January 16, 2007

SALT LAKE CITY--‘Tis the cold and flu season and cough and cold preparations are prevalent in many households. Adverse effects and overdoses associated with cough and cold preparations account for about 5% of calls to the Utah Poison Control Center (UPCC) and are more common in the Winter months.

A recent report from the Centers for Disease Control and Prevention (CDC), noted an estimated 1,519 children aged <2 were treated in U.S. emergency departments for adverse events, including overdoses, associated with cough and cold medications. This report also identified deaths of three infants aged <=6 months in 2005, for which cough and cold medications were determined to be the underlying cause of death.

In 2006, the UPCC responded to 2250 calls regarding exposures to cough and cold preparations, 68% involving children less than 6 years of age and 50 involving children aged <=6 months! Cough and cold exposures are common in children for several reasons. The majority of poison exposures occur when the product is in use. During the cold and flu season, parents often leave the product out to remember to administer to sick family members. Many cough and cold preparations are brightly colored and flavored which is enticing to small children. In addition, a myriad of cough and cold preparations are available on the market targeted for different symptoms. Many of these products have the same or similar ingredients. If more than one product is administered to a child or adult, it increases the likelihood of adverse effects.
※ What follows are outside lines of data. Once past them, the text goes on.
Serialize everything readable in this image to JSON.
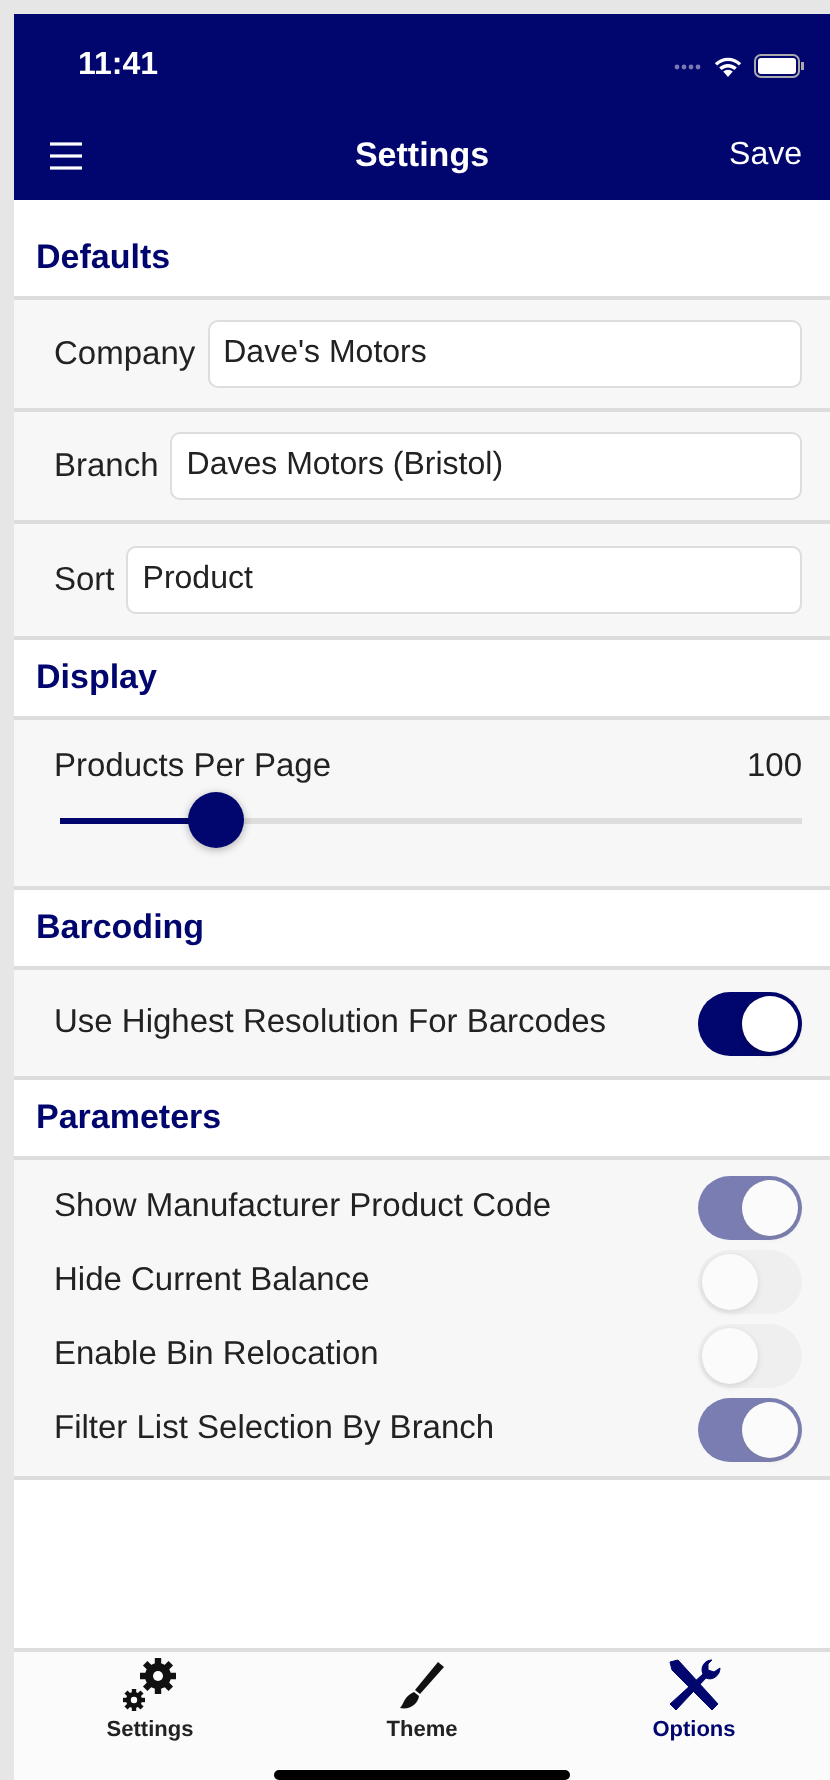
{
  "status_bar": {
    "time": "11:41"
  },
  "nav_bar": {
    "title": "Settings",
    "action": "Save"
  },
  "sections": [
    {
      "title": "Defaults",
      "kind": "fields",
      "rows": [
        {
          "label": "Company",
          "value": "Dave's Motors"
        },
        {
          "label": "Branch",
          "value": "Daves Motors (Bristol)"
        },
        {
          "label": "Sort",
          "value": "Product"
        }
      ]
    },
    {
      "title": "Display",
      "kind": "slider",
      "label": "Products Per Page",
      "reading": "100",
      "level": 0.21
    },
    {
      "title": "Barcoding",
      "kind": "toggles",
      "rows": [
        {
          "label": "Use Highest Resolution For Barcodes",
          "on": true,
          "disabled": false
        }
      ]
    },
    {
      "title": "Parameters",
      "kind": "toggles",
      "rows": [
        {
          "label": "Show Manufacturer Product Code",
          "on": true,
          "disabled": true
        },
        {
          "label": "Hide Current Balance",
          "on": false,
          "disabled": true
        },
        {
          "label": "Enable Bin Relocation",
          "on": false,
          "disabled": true
        },
        {
          "label": "Filter List Selection By Branch",
          "on": true,
          "disabled": true
        }
      ]
    }
  ],
  "tab_bar": [
    {
      "label": "Settings",
      "kind": "gears",
      "selected": false
    },
    {
      "label": "Theme",
      "kind": "brush",
      "selected": false
    },
    {
      "label": "Options",
      "kind": "tools",
      "selected": true
    }
  ]
}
The majority of cough and cold preparations are not recommended in children less than 6 years of age unless under advice of a primary care provider. The majority of cough and cold preparations should not be used at all in children less than 2 years of age. No recommended dosages exists.

The UPCC would like to remind caregivers that cough and cold preparations should not be administered to any child less than 6 years of age unless recommended by a physician or other primary care provider. There are no FDA approved dosing guidelines for any cough and cold preparation for children under the age of 2 years. To prevent unintentional poisoning and minimize adverse effects from cough and cold preparations, the UPCC recommends the following:

  • Store cough and cold preparations out of reach of small children.
  • Do not refer to medications as candy
  • Use cough and cold medications only as directed
  • Avoid use of more than one cough and cold medication. Many have the same or similar ingredients.
  • Read all instructions before use. Many cough and cold preparations can interact with other non-prescription, prescription and dietary supplement medications.
  • Consult with primary care provider about use of any non-prescription medication in small children.

The Utah Poison Control Center is a program of the University of Utah, College of Pharmacy.